“Great Scott, man! it takes a real honest-to-goodness Yankee like you to get away with such a trick.”
Veering off to port, the skipper steered a straight course for several hundred yards. Then the Dewey cut out into a short half circle and in another moment came to a stop sixty-five feet below the surface.
“Put her up,” came the order to the navigating officer at the ship’s air pumps.
There was an interval of strained silence as the commander waited until the eye of the periscope had cleared the spray that dashed against the glass.
“There they are!” he announced. “Light still turned on the spot where we went down a minute or so ago. Guess they are waiting to see whether we really are done for.”
A signal to the Dewey’s engine rooms put the vessel in motion just long enough for her commander to turn the nose of the craft slightly to starboard, and then the submarine rested quietly again.
“Friends, Americans, and fellow patriots: my compliments to the Imperial German Navy,” began “Little Mack” as he leaned forward to touch off a torpedo—–and there was a rare smile on his lips.
For an instant the Dewey quivered as the torpedo shot from the bow of the submerged ship and raced away under the water. Her commander hugged the periscope glass and watched for developments.
“Got him!” he shouted excitedly, dancing about wildly on the grating of the conning tower. “It’s a hit beyond all doubt. We struck her almost amidships.”
The German vessel had been dealt a deathblow. She was sending up distress signals.
“She’s afire now and can’t last long,” mused the Dewey’s commander as he continued to survey the ship in distress. “Her magazines will go in a minute.”
The chief concern of the Dewey now was the reclaiming of her sailors from the sea.
There was little likelihood of gun fire from the sinking German warship. Her crew were bent on launching lifeboats and getting away before the final plunge that would carry the ship down to the bottom. Accordingly, the Yankee submarine came to the surface and commenced preparations for the rescue of her own crew. Lights were hung at the mastheads fore and aft and a huge searchlight hurriedly adjusted on the forepart of the conning tower and the electrical connections made amidships.

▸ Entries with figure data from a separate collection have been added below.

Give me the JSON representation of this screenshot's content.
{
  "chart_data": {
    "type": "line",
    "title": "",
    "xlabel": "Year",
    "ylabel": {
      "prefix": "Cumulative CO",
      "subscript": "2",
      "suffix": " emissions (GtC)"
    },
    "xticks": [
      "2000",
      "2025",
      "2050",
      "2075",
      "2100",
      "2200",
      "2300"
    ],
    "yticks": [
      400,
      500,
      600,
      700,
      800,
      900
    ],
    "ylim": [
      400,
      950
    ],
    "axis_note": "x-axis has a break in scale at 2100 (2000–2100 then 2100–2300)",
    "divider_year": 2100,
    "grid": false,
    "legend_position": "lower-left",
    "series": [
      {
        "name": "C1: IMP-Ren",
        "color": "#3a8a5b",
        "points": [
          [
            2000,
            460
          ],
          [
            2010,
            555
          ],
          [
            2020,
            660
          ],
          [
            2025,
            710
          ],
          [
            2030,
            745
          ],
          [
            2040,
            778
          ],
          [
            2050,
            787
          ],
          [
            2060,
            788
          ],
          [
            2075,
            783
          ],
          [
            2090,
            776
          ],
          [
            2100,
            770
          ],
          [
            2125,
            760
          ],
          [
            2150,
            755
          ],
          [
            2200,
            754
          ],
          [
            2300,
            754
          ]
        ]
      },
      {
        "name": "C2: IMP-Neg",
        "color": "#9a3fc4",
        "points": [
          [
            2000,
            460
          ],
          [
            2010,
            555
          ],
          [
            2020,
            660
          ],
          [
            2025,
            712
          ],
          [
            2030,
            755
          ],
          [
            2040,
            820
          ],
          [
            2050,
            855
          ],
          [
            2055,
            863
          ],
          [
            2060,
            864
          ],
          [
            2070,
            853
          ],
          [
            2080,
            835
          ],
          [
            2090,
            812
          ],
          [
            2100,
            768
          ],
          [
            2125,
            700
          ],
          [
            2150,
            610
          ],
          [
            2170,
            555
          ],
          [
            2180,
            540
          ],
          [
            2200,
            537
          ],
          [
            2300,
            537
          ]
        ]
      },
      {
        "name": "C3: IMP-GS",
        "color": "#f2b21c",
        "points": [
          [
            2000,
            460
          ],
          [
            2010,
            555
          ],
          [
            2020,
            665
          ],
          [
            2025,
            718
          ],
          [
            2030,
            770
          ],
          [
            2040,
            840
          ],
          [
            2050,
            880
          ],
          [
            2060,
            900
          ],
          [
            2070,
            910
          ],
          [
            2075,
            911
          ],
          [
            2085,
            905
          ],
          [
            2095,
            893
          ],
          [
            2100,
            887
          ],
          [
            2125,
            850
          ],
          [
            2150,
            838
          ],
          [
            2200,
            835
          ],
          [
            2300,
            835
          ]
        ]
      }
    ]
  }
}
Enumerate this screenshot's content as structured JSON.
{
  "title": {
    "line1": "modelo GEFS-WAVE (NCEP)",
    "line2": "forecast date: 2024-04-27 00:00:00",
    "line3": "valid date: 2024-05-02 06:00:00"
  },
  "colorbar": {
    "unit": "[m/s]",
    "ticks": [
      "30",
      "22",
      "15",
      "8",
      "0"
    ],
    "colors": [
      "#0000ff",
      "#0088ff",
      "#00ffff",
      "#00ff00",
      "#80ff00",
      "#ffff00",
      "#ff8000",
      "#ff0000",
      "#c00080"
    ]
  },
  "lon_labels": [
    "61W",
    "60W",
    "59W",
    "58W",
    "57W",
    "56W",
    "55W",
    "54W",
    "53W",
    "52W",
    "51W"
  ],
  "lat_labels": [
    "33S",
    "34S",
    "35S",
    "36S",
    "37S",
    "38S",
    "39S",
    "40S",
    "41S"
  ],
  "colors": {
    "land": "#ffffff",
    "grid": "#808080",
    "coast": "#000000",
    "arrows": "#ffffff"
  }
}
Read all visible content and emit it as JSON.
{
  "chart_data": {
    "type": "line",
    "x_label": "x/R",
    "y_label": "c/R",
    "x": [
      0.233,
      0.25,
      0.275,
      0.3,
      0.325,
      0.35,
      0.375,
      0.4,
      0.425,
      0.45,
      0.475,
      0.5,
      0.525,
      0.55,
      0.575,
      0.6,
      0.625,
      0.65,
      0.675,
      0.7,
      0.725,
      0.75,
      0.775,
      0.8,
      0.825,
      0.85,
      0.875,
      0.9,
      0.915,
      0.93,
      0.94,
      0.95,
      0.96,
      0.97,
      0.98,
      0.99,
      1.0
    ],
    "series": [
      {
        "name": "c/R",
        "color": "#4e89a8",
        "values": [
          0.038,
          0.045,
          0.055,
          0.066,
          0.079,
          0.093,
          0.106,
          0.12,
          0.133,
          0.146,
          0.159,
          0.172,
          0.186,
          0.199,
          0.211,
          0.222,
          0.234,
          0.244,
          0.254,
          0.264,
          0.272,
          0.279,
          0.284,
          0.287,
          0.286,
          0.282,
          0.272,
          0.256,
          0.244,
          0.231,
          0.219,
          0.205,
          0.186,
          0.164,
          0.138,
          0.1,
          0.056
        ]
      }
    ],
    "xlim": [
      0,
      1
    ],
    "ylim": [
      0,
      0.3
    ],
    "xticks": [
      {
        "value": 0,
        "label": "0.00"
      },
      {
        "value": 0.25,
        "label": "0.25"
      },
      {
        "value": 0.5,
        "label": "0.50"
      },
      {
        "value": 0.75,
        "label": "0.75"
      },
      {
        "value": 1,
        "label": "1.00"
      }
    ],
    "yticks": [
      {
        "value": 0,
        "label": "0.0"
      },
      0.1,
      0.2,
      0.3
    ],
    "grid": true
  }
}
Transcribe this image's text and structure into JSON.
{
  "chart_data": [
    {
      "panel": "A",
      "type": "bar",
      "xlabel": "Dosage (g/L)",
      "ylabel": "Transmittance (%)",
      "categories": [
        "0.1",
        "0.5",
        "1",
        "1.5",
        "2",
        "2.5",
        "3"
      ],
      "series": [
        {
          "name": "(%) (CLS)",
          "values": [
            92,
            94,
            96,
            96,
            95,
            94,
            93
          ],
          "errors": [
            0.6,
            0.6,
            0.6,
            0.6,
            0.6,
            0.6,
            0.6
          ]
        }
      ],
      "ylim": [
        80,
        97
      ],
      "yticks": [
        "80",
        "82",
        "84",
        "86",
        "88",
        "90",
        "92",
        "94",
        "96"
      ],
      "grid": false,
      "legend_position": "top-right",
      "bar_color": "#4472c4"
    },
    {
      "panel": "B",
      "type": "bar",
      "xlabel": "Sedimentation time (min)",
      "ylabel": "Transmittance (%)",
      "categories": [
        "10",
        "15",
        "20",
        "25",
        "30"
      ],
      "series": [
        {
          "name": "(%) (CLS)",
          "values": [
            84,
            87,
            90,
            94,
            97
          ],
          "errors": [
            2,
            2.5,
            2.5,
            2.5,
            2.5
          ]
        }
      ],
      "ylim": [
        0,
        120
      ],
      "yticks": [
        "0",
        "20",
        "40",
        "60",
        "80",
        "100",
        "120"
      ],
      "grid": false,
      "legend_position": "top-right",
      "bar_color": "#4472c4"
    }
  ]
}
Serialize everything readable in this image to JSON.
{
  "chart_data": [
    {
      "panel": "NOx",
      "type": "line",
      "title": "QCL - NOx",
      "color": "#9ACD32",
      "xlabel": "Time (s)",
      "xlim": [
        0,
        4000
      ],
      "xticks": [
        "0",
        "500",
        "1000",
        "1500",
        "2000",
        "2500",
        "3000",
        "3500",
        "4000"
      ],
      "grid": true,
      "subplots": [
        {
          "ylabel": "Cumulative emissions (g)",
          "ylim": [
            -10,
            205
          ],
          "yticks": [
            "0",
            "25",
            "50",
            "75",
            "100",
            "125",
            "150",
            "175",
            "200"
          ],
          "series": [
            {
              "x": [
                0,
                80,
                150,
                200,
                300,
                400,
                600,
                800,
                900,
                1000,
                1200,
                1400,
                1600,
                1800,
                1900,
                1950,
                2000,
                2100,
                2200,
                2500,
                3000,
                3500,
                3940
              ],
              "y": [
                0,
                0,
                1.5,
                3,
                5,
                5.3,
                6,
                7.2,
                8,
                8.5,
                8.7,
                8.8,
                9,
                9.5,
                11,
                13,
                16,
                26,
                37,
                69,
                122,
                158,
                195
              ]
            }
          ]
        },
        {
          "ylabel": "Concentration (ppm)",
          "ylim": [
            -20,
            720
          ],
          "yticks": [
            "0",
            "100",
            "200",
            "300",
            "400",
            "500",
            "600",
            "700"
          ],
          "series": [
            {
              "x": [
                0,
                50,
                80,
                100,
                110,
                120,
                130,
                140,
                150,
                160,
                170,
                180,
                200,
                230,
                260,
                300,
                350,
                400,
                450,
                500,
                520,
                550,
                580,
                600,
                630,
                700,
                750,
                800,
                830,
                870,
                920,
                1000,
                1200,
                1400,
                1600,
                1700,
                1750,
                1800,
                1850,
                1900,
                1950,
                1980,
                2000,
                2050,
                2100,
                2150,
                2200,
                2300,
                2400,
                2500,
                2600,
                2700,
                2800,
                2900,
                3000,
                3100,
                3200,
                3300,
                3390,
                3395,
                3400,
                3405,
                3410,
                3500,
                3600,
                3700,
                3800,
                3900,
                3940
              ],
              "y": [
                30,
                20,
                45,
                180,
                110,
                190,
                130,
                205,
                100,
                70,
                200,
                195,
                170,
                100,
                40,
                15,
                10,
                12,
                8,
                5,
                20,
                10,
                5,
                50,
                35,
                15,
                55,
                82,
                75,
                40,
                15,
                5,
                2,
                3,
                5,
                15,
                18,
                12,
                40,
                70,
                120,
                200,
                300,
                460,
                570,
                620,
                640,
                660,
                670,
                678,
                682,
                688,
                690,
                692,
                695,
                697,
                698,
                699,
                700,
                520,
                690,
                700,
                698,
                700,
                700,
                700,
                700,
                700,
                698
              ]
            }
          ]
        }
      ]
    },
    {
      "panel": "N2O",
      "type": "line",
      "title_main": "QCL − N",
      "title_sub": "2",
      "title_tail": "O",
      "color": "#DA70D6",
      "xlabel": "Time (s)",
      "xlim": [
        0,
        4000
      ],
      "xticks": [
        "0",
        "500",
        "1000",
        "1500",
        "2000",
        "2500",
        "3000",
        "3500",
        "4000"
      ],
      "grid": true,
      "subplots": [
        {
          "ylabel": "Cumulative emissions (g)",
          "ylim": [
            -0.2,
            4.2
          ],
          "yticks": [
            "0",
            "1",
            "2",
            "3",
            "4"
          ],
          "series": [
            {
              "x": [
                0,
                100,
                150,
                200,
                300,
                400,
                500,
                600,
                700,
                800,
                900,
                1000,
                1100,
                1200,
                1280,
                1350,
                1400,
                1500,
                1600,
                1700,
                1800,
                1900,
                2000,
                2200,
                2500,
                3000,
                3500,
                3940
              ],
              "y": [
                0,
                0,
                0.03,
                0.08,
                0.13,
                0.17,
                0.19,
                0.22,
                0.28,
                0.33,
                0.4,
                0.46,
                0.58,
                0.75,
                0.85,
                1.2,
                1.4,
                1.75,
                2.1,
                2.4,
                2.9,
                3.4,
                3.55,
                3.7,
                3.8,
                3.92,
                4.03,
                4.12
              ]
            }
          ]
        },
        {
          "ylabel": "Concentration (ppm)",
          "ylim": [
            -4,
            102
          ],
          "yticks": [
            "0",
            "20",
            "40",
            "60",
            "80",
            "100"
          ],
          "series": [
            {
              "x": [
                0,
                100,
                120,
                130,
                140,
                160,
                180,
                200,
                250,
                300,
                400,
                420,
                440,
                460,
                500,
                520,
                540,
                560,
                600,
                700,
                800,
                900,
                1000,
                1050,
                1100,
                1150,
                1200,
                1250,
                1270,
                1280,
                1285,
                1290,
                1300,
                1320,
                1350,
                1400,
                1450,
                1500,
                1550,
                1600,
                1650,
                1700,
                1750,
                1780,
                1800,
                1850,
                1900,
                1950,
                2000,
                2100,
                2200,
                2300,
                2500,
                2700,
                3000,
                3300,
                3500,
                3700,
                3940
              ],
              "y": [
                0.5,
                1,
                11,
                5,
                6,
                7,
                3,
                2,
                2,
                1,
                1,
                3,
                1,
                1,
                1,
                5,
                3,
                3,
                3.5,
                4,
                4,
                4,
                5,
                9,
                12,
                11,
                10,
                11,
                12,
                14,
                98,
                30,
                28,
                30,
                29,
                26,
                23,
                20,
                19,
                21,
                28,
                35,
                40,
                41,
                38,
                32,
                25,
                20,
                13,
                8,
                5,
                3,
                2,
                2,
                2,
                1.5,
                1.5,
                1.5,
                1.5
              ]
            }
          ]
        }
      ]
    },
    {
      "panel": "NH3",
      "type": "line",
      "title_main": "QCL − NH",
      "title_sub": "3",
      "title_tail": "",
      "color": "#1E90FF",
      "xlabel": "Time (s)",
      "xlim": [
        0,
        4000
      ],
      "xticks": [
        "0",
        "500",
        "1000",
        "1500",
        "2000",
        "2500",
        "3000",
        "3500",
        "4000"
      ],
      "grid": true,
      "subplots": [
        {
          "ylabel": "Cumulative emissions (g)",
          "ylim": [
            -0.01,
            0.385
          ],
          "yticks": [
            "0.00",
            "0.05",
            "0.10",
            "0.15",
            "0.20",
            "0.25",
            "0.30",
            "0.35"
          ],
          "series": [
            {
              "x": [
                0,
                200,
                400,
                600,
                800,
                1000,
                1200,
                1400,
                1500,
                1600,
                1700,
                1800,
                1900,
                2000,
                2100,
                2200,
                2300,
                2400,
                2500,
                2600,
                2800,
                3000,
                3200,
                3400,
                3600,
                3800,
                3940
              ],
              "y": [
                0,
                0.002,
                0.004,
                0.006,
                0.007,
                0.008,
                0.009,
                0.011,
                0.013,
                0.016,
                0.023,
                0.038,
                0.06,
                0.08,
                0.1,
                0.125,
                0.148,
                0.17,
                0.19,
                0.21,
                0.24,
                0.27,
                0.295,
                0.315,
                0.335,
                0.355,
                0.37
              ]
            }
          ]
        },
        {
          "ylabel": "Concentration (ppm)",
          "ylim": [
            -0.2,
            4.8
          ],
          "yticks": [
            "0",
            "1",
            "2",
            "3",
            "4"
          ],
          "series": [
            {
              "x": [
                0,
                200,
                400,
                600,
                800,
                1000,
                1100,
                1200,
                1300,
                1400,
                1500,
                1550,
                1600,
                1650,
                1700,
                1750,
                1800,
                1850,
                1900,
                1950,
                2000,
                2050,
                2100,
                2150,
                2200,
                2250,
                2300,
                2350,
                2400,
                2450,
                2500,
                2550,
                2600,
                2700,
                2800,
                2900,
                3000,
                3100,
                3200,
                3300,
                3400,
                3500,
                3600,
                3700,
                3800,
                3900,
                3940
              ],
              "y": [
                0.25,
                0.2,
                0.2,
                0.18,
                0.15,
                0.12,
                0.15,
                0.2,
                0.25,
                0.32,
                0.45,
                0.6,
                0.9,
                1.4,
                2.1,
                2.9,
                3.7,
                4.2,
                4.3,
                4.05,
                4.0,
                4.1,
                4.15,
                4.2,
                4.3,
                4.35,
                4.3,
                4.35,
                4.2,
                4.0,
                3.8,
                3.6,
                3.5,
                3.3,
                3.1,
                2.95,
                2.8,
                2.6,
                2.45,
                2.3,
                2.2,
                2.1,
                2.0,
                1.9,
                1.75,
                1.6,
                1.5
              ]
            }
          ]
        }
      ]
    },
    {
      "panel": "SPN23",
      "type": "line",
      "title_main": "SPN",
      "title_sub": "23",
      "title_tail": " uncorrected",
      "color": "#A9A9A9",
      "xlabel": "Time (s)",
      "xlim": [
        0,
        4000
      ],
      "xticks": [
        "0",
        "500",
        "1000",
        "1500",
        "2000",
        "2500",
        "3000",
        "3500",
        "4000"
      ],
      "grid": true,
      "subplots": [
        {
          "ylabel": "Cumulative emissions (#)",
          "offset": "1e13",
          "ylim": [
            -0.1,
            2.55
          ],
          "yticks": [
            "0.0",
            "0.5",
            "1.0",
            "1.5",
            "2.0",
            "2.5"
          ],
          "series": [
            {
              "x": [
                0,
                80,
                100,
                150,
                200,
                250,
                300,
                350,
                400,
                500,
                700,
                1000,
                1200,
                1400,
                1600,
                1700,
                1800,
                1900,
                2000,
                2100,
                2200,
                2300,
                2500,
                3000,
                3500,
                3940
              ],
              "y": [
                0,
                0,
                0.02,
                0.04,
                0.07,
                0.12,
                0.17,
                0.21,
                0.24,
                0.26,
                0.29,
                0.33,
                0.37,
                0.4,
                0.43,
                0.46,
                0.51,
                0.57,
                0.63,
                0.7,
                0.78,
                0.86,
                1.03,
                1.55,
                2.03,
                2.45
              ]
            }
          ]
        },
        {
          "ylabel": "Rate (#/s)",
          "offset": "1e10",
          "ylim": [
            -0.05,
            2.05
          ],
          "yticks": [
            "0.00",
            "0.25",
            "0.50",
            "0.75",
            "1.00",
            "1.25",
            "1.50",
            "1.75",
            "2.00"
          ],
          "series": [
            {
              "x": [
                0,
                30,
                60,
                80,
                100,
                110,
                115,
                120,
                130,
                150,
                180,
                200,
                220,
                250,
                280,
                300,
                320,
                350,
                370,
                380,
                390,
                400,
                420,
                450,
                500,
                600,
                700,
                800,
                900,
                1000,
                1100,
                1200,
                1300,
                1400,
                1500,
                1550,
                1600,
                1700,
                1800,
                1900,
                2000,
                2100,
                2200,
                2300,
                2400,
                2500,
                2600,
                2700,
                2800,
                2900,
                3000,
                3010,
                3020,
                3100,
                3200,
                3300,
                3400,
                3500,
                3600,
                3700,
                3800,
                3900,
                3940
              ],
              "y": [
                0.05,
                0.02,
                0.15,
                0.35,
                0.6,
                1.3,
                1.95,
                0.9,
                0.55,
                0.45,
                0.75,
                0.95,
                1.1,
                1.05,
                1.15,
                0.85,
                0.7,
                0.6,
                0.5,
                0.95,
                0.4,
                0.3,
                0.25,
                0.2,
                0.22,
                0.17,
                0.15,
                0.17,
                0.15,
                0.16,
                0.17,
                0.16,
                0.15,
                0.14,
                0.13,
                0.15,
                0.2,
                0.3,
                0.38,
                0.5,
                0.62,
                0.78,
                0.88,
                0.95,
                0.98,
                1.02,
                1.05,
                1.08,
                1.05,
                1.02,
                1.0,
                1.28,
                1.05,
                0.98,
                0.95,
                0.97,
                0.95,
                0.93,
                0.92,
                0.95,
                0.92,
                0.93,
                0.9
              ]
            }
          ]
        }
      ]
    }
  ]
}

Out of the mist that overhung the sea burst forth suddenly a great glare. Through the fog loomed a white mass of flame like the blast of a thousand furnaces, with tongues of fire piercing the night gloom. The sea was rocked by an explosion that reverberated over the waters like the crash of a million guns and tossed the submarine like a piece of driftwood.
“One less warship for the Kaiser’s navy,” remarked McClure.
“And all because of your rare cunning, old boy,” countered his executive enthusiastically.